Today’s Fortune: It’s easier to gamble with someone else’s wallet.
The third shooting ruined my line for the second.
North Korea did the North Korea thing.
Southern Baptists defended the Pharisees.
Your senator promised to shrug with extra oomph.
The Fifth Circuit Court said we have two branches of government.
The perfect book is here.
The book’s finally here. Thank you to every reader, supporter, and mafia fixer that made this possible.
An announcement: I’m now a monthly columnist at 1-900-HOTDOG. As a twenty-year fan of this evolutionary branch of comedy, I’m stunned. Don’t let them know that, I’m trying to look cool.
It’s a double miracle, since my goal for 2021 was getting a regular column somewhere. So this feels like a boomerang coming back covered in lottery numbers.
I’m rebuilding a bit of flexibility. My knee’s starting to work like a human knee, so I’m planning one last stab at the flips and spins soon.
Why? With writing going a little better, I need to retain the sweet smell of failure.
I really want to get back to Elden Ring. I’m staring at my overpriced gaming laptop like a long-lost lover. But my tiny work laptop won’t let me go.
The “There Is No CIA” stunt was an incredible amount of fun.
Enjoy my take on the crypto situation.
This article marks my start as a 1-900-HOTDOG columnist. Absorb its madness.
I dumped all my opinions into a Clarkesworld Interview.
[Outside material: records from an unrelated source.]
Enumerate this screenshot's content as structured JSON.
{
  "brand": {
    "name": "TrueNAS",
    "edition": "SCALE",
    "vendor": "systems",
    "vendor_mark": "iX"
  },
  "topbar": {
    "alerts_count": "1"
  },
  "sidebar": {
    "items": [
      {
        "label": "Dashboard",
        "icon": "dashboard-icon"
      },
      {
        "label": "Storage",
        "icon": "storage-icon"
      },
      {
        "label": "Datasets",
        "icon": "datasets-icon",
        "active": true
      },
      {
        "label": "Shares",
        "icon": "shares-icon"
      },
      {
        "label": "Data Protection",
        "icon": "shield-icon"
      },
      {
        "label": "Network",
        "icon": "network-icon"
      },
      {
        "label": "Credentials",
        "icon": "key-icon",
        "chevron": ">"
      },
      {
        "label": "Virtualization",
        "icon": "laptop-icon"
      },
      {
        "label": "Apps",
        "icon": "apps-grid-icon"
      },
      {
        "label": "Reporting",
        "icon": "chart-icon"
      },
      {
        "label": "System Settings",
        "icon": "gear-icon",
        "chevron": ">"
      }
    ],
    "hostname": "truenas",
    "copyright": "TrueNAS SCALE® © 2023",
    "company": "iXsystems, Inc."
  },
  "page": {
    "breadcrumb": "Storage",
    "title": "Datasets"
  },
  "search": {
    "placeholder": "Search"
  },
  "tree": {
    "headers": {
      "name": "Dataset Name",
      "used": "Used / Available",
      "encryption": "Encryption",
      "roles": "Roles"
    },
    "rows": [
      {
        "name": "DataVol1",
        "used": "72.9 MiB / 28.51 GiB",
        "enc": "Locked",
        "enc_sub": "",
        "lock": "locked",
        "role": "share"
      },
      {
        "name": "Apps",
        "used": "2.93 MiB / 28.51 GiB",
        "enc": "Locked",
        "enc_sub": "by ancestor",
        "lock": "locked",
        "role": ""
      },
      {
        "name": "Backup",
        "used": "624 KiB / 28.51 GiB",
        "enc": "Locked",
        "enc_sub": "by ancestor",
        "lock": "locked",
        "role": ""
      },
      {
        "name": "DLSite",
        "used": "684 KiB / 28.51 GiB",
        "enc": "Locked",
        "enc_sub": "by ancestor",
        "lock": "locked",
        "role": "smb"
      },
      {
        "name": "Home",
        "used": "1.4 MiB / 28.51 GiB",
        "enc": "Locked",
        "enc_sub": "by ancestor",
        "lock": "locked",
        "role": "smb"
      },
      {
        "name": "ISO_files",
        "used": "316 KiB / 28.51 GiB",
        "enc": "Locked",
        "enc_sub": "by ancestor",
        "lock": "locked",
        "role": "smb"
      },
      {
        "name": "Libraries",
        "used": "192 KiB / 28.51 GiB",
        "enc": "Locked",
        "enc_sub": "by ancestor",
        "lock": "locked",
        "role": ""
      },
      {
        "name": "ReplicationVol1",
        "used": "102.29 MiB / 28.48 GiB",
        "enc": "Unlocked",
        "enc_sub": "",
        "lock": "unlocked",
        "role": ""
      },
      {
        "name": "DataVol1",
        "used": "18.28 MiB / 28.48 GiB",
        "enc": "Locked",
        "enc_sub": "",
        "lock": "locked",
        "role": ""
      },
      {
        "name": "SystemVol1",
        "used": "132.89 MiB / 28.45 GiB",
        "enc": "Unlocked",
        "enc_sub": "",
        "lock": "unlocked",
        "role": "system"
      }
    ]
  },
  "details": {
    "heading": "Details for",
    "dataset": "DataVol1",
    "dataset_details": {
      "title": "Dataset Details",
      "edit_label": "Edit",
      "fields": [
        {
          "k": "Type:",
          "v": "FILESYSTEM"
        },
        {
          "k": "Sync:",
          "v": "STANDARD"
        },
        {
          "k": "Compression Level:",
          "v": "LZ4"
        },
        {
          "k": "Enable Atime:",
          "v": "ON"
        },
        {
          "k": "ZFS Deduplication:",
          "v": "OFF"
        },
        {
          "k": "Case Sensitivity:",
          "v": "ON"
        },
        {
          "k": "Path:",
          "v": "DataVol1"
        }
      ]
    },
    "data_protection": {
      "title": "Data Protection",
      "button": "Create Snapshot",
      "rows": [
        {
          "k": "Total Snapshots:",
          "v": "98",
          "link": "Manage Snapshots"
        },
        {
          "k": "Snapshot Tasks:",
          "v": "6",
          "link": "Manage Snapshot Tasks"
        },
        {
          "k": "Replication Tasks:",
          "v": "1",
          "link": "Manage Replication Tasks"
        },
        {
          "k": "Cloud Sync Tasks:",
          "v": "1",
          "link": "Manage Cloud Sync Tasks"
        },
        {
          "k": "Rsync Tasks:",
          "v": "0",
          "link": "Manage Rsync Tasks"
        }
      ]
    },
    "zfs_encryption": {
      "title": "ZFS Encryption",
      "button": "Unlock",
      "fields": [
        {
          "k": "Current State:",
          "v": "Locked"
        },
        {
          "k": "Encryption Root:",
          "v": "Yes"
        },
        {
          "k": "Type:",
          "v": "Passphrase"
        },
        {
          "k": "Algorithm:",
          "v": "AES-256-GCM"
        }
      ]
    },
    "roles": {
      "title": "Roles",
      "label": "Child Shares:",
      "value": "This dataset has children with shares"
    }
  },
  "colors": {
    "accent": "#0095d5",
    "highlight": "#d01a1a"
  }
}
I’ll never let go of SpreadCon.
One Sentence Reviews
Manifest Destiny – Vol. 1: Feels a bit like it’s on autopilot. (3/5)
Meshuggah – I: Still owns space in my subconscious. (4.5/5)
Baki – Son of Ogre: Who knew genius doesn’t need to be intelligent? (4/5)
Everything Abridged: It makes you taller. (5/5)
The NYPD: Consider scarecrows. (1/5)
What’s your favorite fictional species?